Recently on Twitter, Tara Lazar asked people to give a shout out to picture books published during the pandemic that they thought hadn’t received enough attention. I read through the chat and stumbled upon this book. The beautiful cover and the title caught my attention. When I read the reviews and learned it was about gratitude, I thought it would be a great November post. After all, gratitude is a frequent November theme due to Thanksgiving.

Then, something marvelous happened. I read the Ten Beautiful Things and my heart opened. On the outside this book is about gratitude, but on the inside this book is about making space for and accepting sadness in our lives. It’s about the fact that life isn’t all smiley face emojis, rainbows and unicorns. Sometimes we have something really hard going on in the inside while something beautiful is happening around us on the outside. Like life, we are all complex with complicated emotions swirling around inside, hidden from the outside world.

Even though I had that experience as a reader, I took it into my classroom with the intention of using the book as a model for “show don’t tell,” for a writer’s workshop lesson, and I did do that. After all, Molly Beth Griffin does an outstanding job of showing instead of telling sadness and of showing a character moving from sadness to acceptance. But what struck me while reading wasn’t the efectiveness of the “show don’t tell,” mini-lesson, it was the kids listening to every word and hearing their hearts opening during the silence of the page turn.

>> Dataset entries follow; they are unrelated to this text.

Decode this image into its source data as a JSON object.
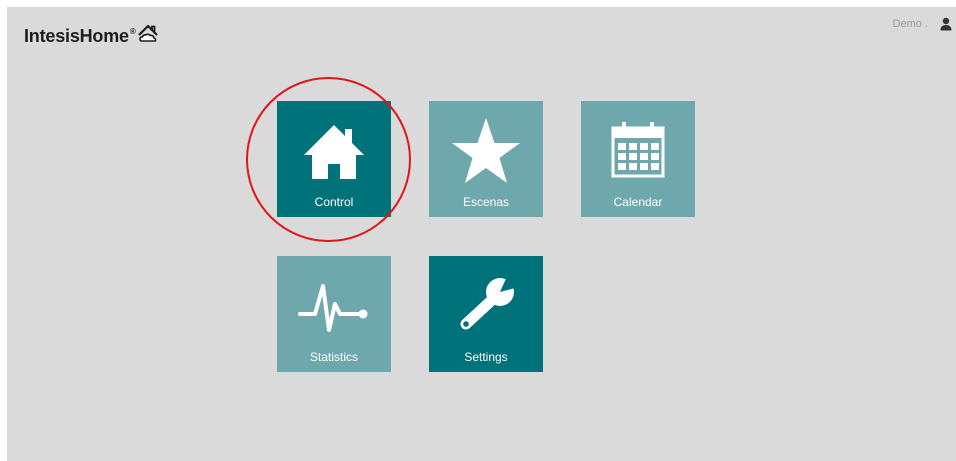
{
  "header": {
    "logo_text": "IntesisHome",
    "logo_reg": "®",
    "user_name": "Demo ."
  },
  "tiles": [
    {
      "label": "Control",
      "icon": "home-icon",
      "state": "active"
    },
    {
      "label": "Escenas",
      "icon": "star-icon",
      "state": "inactive"
    },
    {
      "label": "Calendar",
      "icon": "calendar-icon",
      "state": "inactive"
    },
    {
      "label": "Statistics",
      "icon": "statistics-icon",
      "state": "inactive"
    },
    {
      "label": "Settings",
      "icon": "wrench-icon",
      "state": "active"
    }
  ],
  "colors": {
    "background": "#dadada",
    "tile_active": "#00727a",
    "tile_inactive": "#6ea8ad",
    "highlight": "#e3141a"
  }
}
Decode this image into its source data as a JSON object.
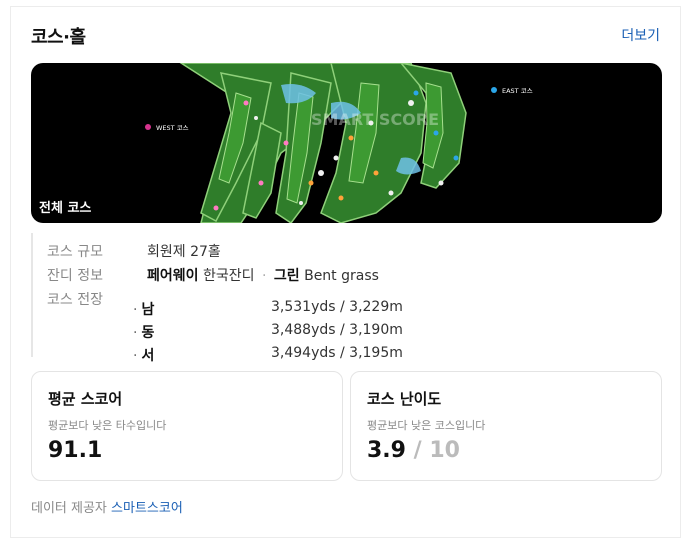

The next morning on our grafitti board, aka last year’s COVID divider, I wrote, “Tell about a time you felt hollow inside like Lily.” Here are their responses:

It was magical all over again.

Each morning I stand outside my classroom, greet each individual student and do an emotional check-in. One student burst into tears about her upcoming move to the Netherlands and having to leave her horse Lilly behind. After she told me about it, she had the opportunity to express herself on our grafitti board. Thanks to this simple morning work task, each student had the chance to open up to the class.

I learned a ton about my students from reading their responses. How about the student who is so out of touch with his emotions that he was unable to identify a time he felt hollow inside? Later that week, we read through their answers as a class. Students had the opportunity to see that many of their classmates had felt hollow for a reason similar to their own.

Every day in our classrooms we have a choice. We can choose to pretend that everything is hunky-dory or we can choose to be cynical and ignore all the small, beautiful moments that occur throughout the day or we can choose to be real. We can make a safe space that acknowledges and celebrates the fact that life is a smoothie of miraculous and tragic and everything in between.